For TypeScript, Go, or Rust runtimes, apply the same six steps and translate the proxy shim, ping short-circuit, and response envelope exactly. The platform contract is wire-format based.

Appendix — Rich-mode messages shape

If you return only final_response, this appendix is optional. That field alone is sufficient for grading. Rich-mode fields improve trace rendering by showing reasoning and tool calls inline.

Per-message structure inside messages[]:

{
  "role": "system" | "user" | "assistant" | "tool",
  "content": "<string>" | [<parts>] | null,
  "tool_call_id": "<string>",
  "tool_calls": [
    { "id": "<string>", "name": "<tool name>", "arguments": <object or JSON-encoded string> }
  ],
  "thinking": [ { /* free-form */ } ]
}
  • role — one of system / user / assistant / tool.

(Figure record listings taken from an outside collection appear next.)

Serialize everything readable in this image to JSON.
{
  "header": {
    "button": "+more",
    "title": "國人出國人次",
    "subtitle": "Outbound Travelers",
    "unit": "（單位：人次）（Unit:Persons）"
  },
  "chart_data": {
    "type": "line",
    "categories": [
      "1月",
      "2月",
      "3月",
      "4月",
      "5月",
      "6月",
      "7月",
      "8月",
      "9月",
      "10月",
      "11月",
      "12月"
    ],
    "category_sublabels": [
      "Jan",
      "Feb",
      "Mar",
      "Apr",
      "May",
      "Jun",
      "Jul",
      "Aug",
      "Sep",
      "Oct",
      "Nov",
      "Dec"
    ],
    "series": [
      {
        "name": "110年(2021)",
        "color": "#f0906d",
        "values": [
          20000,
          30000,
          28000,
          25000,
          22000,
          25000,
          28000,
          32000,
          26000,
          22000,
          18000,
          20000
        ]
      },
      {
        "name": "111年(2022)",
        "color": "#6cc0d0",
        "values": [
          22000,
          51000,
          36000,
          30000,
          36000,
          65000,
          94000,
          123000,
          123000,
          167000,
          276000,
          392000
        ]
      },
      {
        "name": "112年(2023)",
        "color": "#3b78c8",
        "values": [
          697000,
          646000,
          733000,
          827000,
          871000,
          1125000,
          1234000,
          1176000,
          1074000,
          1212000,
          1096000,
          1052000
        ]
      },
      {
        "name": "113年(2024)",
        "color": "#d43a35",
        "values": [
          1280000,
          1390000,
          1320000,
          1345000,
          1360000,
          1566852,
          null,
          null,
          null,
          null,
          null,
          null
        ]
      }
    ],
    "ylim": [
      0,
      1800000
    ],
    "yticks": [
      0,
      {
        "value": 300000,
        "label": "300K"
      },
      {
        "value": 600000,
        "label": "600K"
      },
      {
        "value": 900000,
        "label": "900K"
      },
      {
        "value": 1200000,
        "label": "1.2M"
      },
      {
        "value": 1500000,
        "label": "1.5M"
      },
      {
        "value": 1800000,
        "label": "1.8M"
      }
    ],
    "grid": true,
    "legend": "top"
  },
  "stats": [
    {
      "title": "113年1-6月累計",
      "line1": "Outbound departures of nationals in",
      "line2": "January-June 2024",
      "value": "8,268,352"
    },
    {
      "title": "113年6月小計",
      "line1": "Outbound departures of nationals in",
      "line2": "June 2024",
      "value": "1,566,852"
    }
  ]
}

  • content — string, list of content parts, or null (e.g. an assistant turn that's purely a tool call).

  • tool_call_id — required on role: "tool" messages; matches the id of the assistant tool_calls[] entry it answers.

  • tool_calls[] — present on role: "assistant" messages that invoke tools. Accepts either the flat form above or the OpenAI Chat Completions nested form:

    { "id": "<string>", "type": "function", "function": { "name": "...", "arguments": "..." } }
  • thinking[] — opaque list of reasoning blocks (Anthropic thinking, OpenAI reasoning). The trace tab renders these collapsed under each assistant turn. Free-form contents; the most common shape is [{ "type": "text", "text": "..." }].

metadata first-class keys (others land in a generic key/value table):

KeyNotes
modelThe model id used by the agent (e.g. claude-sonnet-4-5).
system_prompt_idFree-form identifier for the prompt version.
total_input_tokens / total_output_tokensInteger token counts.
agent_runtime_msWall-clock duration of the agent's loop.

Malformed messages / metadata are dropped to null with a soft_warnings entry. With no response contract block, the run is still graded against final_response; with the rich transcript guard enabled, dropping messages can fail the run if no gradeable assistant message remains.

To forward intermediate reasoning during execution instead of returning it only at completion, use the side-channel trace events path. See Trace events.

JSON Schema for the full response envelope: /schemas/agent-response.json.